Our model exploits various multi-modal features to model the complexity of language, context information, textual emotion of the delivered content.
- Score: 6.25256391074865
- License: http://creativecommons.org/licenses/by/4.0/
- Abstract: Predicting contextualised engagement in videos is a long-standing problem
that has been popularly attempted by exploiting the number of views or the
associated likes using different computational methods. The recent decade has
seen a boom in online learning resources, and during the pandemic, there has
been an exponential rise of online teaching videos without much quality
control. The quality of the content could be improved if the creators could get
constructive feedback on their content. Employing an army of domain expert
volunteers to provide feedback on the videos might not scale. As a result,
there has been a steep rise in developing computational methods to predict a
user engagement score that is indicative of some form of possible user
engagement, i.e., to what level a user would tend to engage with the content.
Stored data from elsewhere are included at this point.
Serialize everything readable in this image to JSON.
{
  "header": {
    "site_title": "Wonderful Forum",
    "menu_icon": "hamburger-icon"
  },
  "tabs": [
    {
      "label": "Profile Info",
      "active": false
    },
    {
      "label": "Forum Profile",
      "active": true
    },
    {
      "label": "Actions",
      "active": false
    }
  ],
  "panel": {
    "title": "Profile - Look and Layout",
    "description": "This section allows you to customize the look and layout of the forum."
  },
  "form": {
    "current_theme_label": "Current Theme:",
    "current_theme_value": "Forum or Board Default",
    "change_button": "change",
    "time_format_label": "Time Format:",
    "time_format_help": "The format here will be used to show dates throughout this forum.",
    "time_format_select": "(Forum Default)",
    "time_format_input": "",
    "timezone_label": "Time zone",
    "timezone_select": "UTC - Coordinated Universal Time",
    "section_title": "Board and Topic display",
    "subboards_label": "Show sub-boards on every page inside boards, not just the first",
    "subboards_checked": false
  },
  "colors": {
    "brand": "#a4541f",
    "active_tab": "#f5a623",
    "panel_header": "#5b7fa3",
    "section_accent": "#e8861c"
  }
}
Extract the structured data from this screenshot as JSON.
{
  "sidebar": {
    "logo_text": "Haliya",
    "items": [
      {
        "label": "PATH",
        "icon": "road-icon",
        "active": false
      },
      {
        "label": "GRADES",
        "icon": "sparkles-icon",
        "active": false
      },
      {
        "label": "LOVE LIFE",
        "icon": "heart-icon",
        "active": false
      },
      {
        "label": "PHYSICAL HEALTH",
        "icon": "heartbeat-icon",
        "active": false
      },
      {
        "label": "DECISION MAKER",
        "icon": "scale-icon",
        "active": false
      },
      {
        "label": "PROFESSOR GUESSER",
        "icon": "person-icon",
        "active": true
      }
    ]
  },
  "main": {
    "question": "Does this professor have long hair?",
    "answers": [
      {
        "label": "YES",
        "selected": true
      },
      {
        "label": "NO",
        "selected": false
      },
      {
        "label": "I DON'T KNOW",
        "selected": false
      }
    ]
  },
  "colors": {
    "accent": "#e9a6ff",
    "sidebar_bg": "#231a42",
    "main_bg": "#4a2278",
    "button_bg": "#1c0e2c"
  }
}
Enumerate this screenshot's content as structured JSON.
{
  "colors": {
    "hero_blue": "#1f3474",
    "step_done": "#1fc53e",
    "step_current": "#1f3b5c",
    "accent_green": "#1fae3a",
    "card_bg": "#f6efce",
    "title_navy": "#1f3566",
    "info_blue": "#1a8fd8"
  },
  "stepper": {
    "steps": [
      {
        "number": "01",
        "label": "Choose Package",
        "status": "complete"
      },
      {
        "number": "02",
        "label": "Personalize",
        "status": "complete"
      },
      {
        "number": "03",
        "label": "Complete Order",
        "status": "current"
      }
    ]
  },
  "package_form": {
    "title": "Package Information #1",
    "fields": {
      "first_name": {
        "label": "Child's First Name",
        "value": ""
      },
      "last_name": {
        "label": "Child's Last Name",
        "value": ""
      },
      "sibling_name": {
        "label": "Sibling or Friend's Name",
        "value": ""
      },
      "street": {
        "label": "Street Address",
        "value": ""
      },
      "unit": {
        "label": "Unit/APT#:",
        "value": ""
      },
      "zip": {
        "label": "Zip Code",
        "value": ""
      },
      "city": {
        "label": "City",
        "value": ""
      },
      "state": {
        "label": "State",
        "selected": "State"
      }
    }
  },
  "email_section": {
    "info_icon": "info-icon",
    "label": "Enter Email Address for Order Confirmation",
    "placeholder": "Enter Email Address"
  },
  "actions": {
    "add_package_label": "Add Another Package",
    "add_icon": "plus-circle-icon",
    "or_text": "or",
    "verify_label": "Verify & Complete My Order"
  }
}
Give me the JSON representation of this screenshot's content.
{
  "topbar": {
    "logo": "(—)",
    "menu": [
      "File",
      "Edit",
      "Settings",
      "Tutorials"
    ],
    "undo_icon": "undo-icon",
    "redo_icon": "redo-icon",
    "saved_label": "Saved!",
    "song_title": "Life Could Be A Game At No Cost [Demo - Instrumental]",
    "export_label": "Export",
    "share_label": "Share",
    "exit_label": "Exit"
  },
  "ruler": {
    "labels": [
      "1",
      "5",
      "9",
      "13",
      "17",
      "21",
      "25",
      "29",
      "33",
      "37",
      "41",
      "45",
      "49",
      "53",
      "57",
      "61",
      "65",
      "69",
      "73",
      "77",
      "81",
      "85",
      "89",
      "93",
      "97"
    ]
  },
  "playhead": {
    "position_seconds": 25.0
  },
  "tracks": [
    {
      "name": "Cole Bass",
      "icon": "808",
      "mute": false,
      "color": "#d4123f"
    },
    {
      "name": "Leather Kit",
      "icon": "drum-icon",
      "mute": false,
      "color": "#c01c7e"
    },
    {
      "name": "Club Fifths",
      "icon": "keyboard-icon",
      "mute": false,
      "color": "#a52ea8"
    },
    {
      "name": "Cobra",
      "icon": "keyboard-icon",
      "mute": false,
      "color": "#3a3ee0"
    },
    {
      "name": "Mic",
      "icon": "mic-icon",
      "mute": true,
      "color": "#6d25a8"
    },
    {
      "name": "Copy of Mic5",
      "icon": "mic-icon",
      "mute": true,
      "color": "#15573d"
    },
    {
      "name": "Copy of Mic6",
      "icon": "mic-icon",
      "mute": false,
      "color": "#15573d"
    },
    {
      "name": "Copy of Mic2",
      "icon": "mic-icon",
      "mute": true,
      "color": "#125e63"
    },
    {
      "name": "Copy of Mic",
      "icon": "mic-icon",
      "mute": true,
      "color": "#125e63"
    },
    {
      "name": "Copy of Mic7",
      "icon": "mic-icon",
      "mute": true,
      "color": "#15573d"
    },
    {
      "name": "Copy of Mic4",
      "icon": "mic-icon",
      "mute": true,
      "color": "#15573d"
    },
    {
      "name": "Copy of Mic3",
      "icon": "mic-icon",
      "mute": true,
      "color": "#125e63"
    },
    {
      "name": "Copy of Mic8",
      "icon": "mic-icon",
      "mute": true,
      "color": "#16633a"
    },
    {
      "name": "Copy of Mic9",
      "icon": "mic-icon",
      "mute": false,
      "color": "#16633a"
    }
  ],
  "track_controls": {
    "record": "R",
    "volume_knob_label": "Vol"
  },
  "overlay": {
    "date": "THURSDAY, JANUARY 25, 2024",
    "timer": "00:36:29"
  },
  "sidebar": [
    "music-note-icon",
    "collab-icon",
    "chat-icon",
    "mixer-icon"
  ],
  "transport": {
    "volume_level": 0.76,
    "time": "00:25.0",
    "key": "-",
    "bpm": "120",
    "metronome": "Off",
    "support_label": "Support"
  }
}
A
drawback in current methods is that they model various features separately, in
a cascaded approach, that is prone to error propagation. Besides, most of them
do not provide crucial explanations on how the creator could improve their
content. In this paper, we have proposed a new unified model, CLUE for the
educational domain, which learns from the features extracted from freely
available public online teaching videos and provides explainable feedback on
the video along with a user engagement score. Given the complexity of the task,
our unified framework employs different pre-trained models working together as
an ensemble of classifiers. Our model exploits various multi-modal features to
model the complexity of language, context agnostic information, textual emotion
of the delivered content, animation, speaker's pitch and speech emotions. Under
a transfer learning setup, the overall model, in the unified space, is
fine-tuned for downstream applications.